Help with using gcd() and Integers mod n

[daon]

How would I go about proving: For a,b in Z mod n, If gcd(a,n)=1 and gcd(b,n)=1 then gcd(ab,n) = 1.

I'm not sure if this is correct because I never used the fact that a and b are in Z mod n, just that they are in Z, but I gave it a shot:

[informal]
gcd(a,n) = a(x) + n(y), some x,y in Z mod n
gcd(b,n) = b(x') + n(y'), some x',y' in Z mod n

gcd(a,n)*gcd(b,n) = 1*1 = 1 = (ax + ny)(bx' + ny')
1 = abxx' + + axny' + nybx' + nnyy' = ab(xx') + n(axy'+ybx'+nyy')

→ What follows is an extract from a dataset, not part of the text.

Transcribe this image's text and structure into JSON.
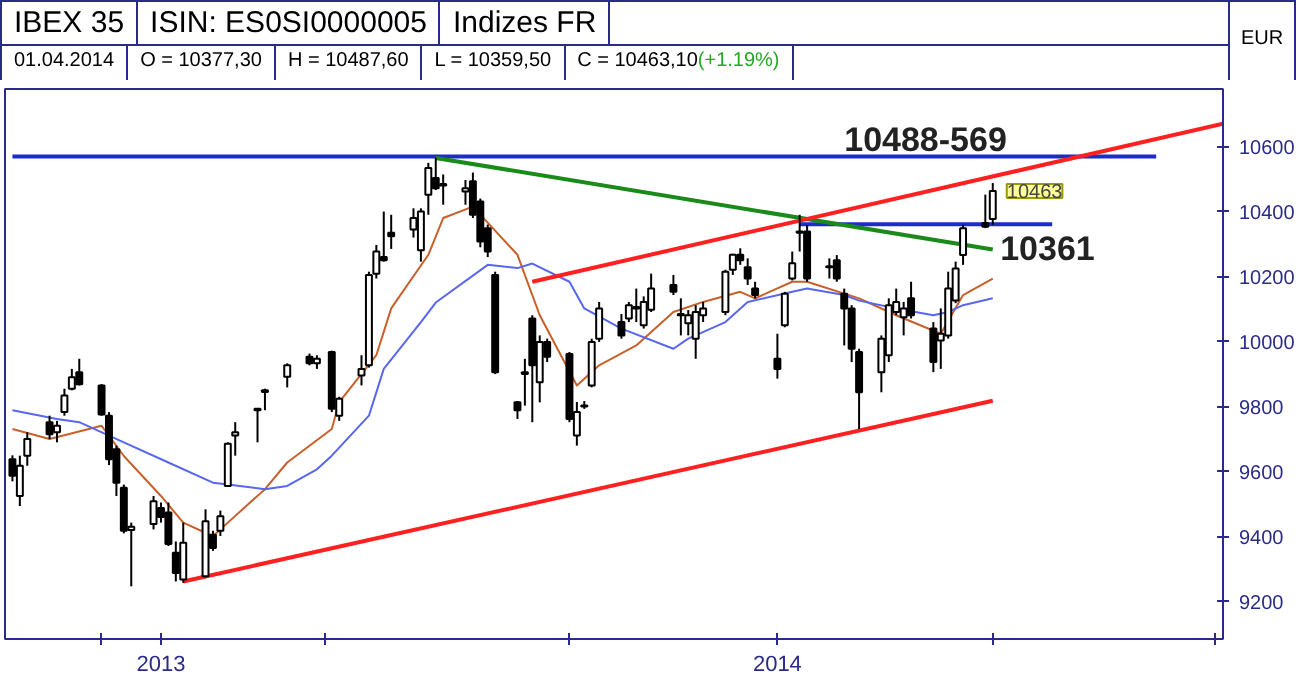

So now I have: 1 = ab(c) + n(k), for the above c,k

Does this justify me saying that gcd(ab,n) = ab(c) + n(k) = 1?

-Daon

 

[pka]

I am not sure what is meant by mod n here.
Are you dealing with a finite field, in which case n is prime?
Or, are you just talking about multiplication modulo n?
If a is relatively prime to n and b is relatively prime to n the clearly their product must be relatively prime to n in the integers. But I still do not see where the mod n comes into play. Maybe you can post the entire question.

 

[daon]

I'm not sure where it comes in, either. I am dealing with an equivilance class of size n.

The entire question was:

\(\displaystyle \L \text{For a,b } \in \mathbb{Z}_n \text{, if gcd(a,n)=1 and gcd(b,n)=1 then gcd(ab,n)=1.}\)

We had just finished going over \(\displaystyle \mathbb{U}_n\) when this was assigned. I'm not sure if this has anything to do with it.

 

[daon]

If I have: 1 = ab(c) + n(k), is that enough to say gcd(ab,n) = 1?